COTTON, TEA, AND OPIUM

The quinine industry is also in a deplorable state. About thirty years ago the Indian government sent botanists to South America to collect young cinchona trees. They were introduced into various parts of the empire, where they flourished abundantly until the export of bark ran nearly to 4,000,000 pounds a year, but since 1899 there has been a steady fall. Exports have declined, prices have been low, and the government plantations have not paid expenses. Rather than export the bark at a loss the government has manufactured sulphate at its own factories and has furnished it at cost price to the health authorities of the native states, the British provinces, the army and the hospitals and dispensaries.

One of the most interesting places about Calcutta is the Royal Botanical Gardens, where many important experiments have been made for the benefit of the agricultural industry of India. It is one of the most beautiful and extensive arboreums in the world, and at the same time its economic usefulness has been unsurpassed by any similar institution. It was established nearly 150 years ago by Colonel Kyd, an ardent botanist, under the auspices of the East India Company, and from its foundation it was intended to be, as it has been, a source of botanical information, a place for botanical experiments, and a garden in which plants of economic value could be cultivated and issued to the public for the purpose of introducing new products into India. It has been of incalculable value in all these particulars, not only by introducing new plants, but by demonstrating which could be grown with profit.

The garden lies along the bank of the Ganges, about six miles south of the city, and is filled with trees and plants of the rarest varieties and the greatest beauty you can imagine.

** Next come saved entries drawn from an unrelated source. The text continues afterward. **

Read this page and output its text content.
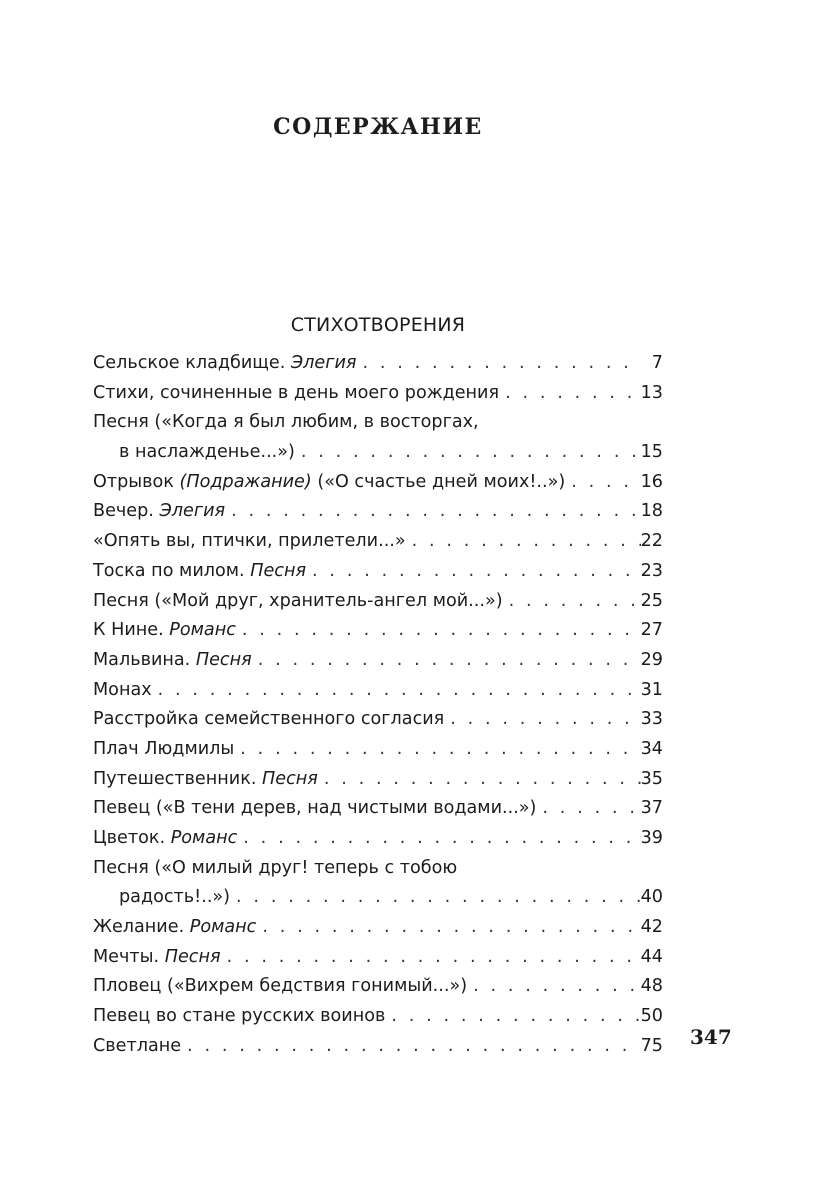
СОДЕРЖАНИЕ
СТИХОТВОРЕНИЯ
Сельское кладбище. Элегия . . .	7
Стихи, сочиненные в день моего рождения . . .	13
Песня («Когда я был любим, в восторгах,
в наслажденье...») . . .	15
Отрывок (Подражание) («О счастье дней моих!..») . . .	16
Вечер. Элегия . . .	18
«Опять вы, птички, прилетели...» . . .	22
Тоска по милом. Песня . . .	23
Песня («Мой друг, хранитель-ангел мой...») . . .	25
К Нине. Романс . . .	27
Мальвина. Песня . . .	29
Монах . . .	31
Расстройка семейственного согласия . . .	33
Плач Людмилы . . .	34
Путешественник. Песня . . .	35
Певец («В тени дерев, над чистыми водами...») . . .	37
Цветок. Романс . . .	39
Песня («О милый друг! теперь с тобою
радость!..») . . .	40
Желание. Романс . . .	42
Мечты. Песня . . .	44
Пловец («Вихрем бедствия гонимый...») . . .	48
Певец во стане русских воинов . . .	50
Светлане . . .	75 347
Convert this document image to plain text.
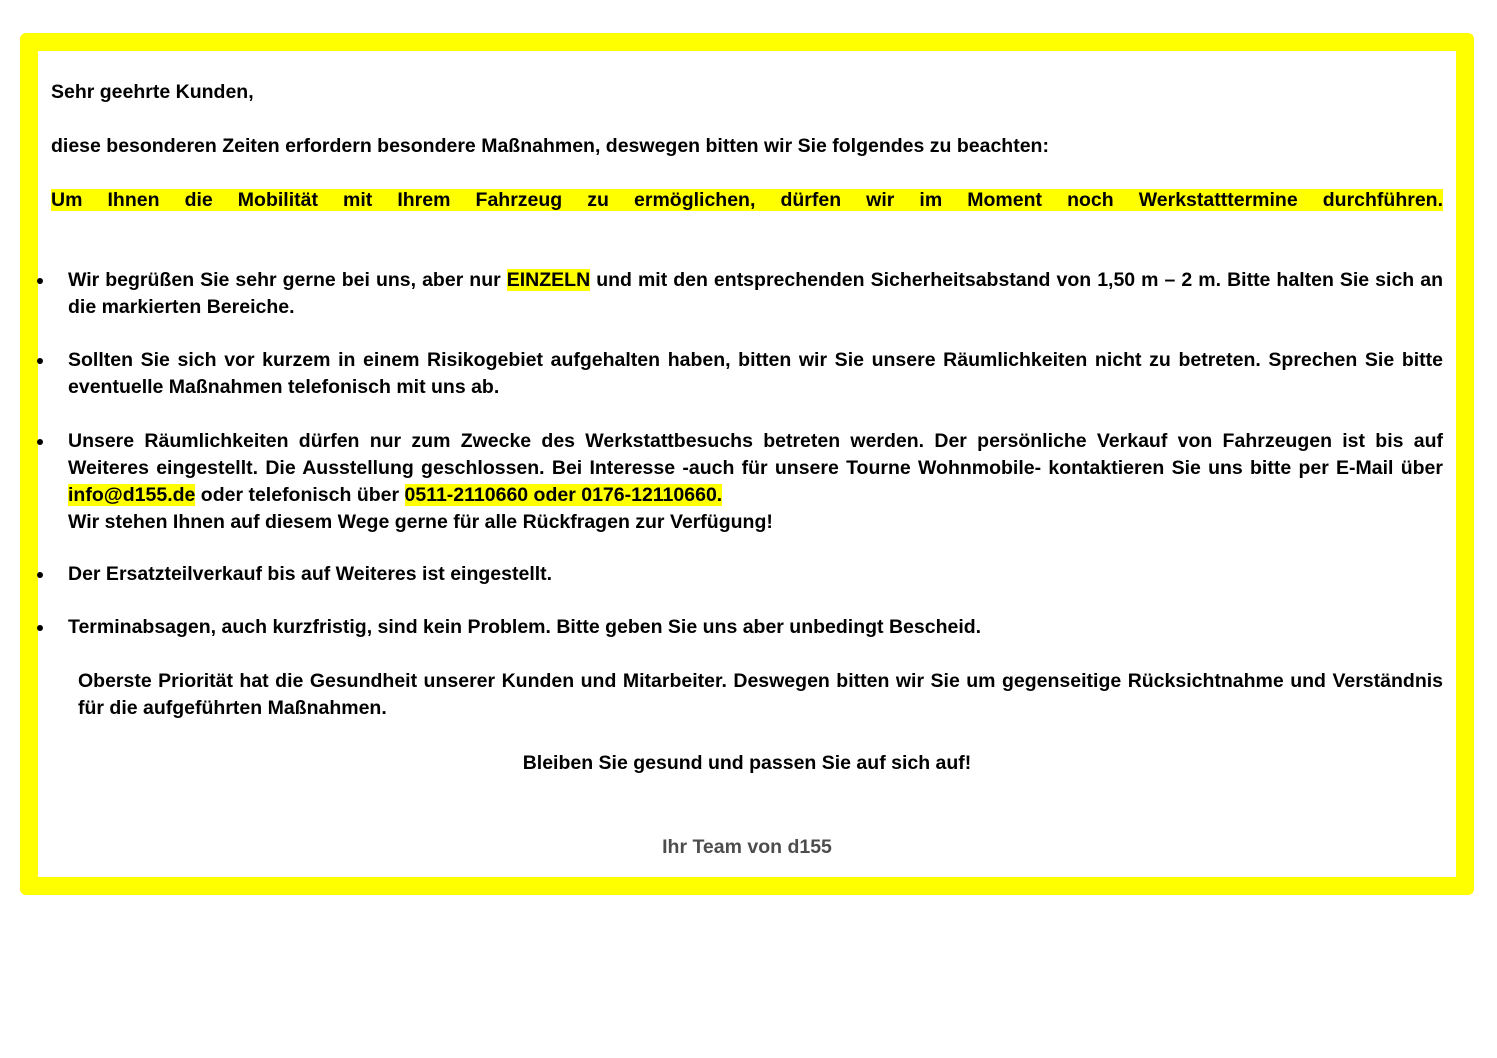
Sehr geehrte Kunden,

diese besonderen Zeiten erfordern besondere Maßnahmen, deswegen bitten wir Sie folgendes zu beachten:

Um Ihnen die Mobilität mit Ihrem Fahrzeug zu ermöglichen, dürfen wir im Moment noch Werkstatttermine durchführen.

Wir begrüßen Sie sehr gerne bei uns, aber nur EINZELN und mit den entsprechenden Sicherheitsabstand von 1,50 m – 2 m. Bitte halten Sie sich an die markierten Bereiche.
Sollten Sie sich vor kurzem in einem Risikogebiet aufgehalten haben, bitten wir Sie unsere Räumlichkeiten nicht zu betreten. Sprechen Sie bitte eventuelle Maßnahmen telefonisch mit uns ab.
Unsere Räumlichkeiten dürfen nur zum Zwecke des Werkstattbesuchs betreten werden. Der persönliche Verkauf von Fahrzeugen ist bis auf Weiteres eingestellt. Die Ausstellung geschlossen. Bei Interesse -auch für unsere Tourne Wohnmobile- kontaktieren Sie uns bitte per E-Mail über info@d155.de oder telefonisch über 0511-2110660 oder 0176-12110660.
Wir stehen Ihnen auf diesem Wege gerne für alle Rückfragen zur Verfügung!
Der Ersatzteilverkauf bis auf Weiteres ist eingestellt.
Terminabsagen, auch kurzfristig, sind kein Problem. Bitte geben Sie uns aber unbedingt Bescheid.

Oberste Priorität hat die Gesundheit unserer Kunden und Mitarbeiter. Deswegen bitten wir Sie um gegenseitige Rücksichtnahme und Verständnis für die aufgeführten Maßnahmen.

Bleiben Sie gesund und passen Sie auf sich auf!

Ihr Team von d155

No other garden will equal it except perhaps that at Colombo. It is 272 acres in extent, has a large number of ponds and lakes, and many fine avenues of palms, mahogany, mangos, tamarinds, plantains and other trees, and its greatest glory is a banyan tree which is claimed to be the largest in the world.

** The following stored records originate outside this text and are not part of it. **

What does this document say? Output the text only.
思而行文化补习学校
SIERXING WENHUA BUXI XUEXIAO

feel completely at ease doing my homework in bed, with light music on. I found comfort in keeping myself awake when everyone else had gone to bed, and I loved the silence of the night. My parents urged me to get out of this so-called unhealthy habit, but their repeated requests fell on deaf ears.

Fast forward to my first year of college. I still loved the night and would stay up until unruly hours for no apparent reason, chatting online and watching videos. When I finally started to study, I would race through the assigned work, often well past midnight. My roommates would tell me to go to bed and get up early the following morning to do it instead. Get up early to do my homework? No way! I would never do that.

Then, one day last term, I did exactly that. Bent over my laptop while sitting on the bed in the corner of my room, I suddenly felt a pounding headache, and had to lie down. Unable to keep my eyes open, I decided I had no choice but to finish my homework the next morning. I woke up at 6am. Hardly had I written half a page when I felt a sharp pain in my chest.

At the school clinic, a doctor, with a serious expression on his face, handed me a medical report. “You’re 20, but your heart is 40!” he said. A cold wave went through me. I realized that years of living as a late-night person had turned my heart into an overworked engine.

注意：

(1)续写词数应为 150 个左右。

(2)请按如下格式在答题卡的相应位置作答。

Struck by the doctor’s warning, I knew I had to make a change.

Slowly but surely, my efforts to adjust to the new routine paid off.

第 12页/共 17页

A banyan, as you know, represents a miniature forest rather than a single tree, because it has branches which grow downward as well as upward, and take root in the ground and grow with great rapidity. This tree is about 135 years old. The circumference of its main trunk five and a half feet from the ground is 51 feet. Its topmost leaf is eighty-five feet from the ground. It has 464 aerial roots, as the branches which run down to the ground are called, and the entire tree is 938 feet in circumference. It is large enough to shelter an entire village under its foliage.

Several other remarkable trees are to be found in that garden. One of them is called "The Crazy Tree," because about thirty-five different varieties of trees have been grafted upon the same trunk, and, as a consequence, it bears that many different kinds of leaves. Its foliage suggests a crazy quilt.

Benares is the center of the opium traffic of India, which, next to the land tax, is the most productive source of revenue to the government. It is a monopoly inherited from the Moguls in the middle ages and passed down from them through the East India Company to the present government, and the regulations for the cultivation, manufacture and sale of the drug have been very little changed for several hundred years. There have been many movements, public, private, national, international, religious and parliamentary, for its suppression; there have been many official inquiries and investigations; volumes have been written setting forth all the moral questions involved, and it is safe to say that every fact and argument on both sides has been laid before the public; yet it is an astonishing fact that no official commission or legally constituted body, not a single Englishman who has been personally responsible for the well-being of the people of India or has even had an influential voice in the affairs of the empire or has ever had actual knowledge and practical experience concerning the effects of opium, has ever advocated prohibition either in the cultivation of the poppy or in the manufacture of the drug. Many have made suggestions and recommendations for the regulation and restriction of the traffic, and the existing laws are the result of the experience of centuries. But anti-opium movements have been entirely in the hands of missionaries, religious and moral agitators in England and elsewhere outside of India, and politicians who have denounced the policy of the government to obtain votes against the party that happened to be in power.

This is an extraordinary statement, but it is true. It goes without saying that the use of opium in any form is almost universally considered one of the most dangerous and destructive of vices, and it is not necessary in this connection to say anything on that side of the controversy. It is interesting, however, and important, to know the facts and arguments used by the Indian government to justify its toleration of the vice, which, generally speaking, is based upon three propositions:

1. That the use of opium in moderation is necessary to thousands of honest, hard-working Hindus, and that its habitual consumers are among the most useful, the most vigorous and the most loyal portion of the population. The Sikhs, who are the flower of the Indian army and the highest type of the native, are habitual opium smokers, and the Rajputs, who are considered the most manly, brave and progressive of the native population, use it almost universally.

2. That the government cannot afford to lose the revenue and much less afford to undertake the expense and assume the risk of rebellion and disturbances incurred by any attempt at prohibition.

3. That the export of opium to China and other countries is legitimate commerce.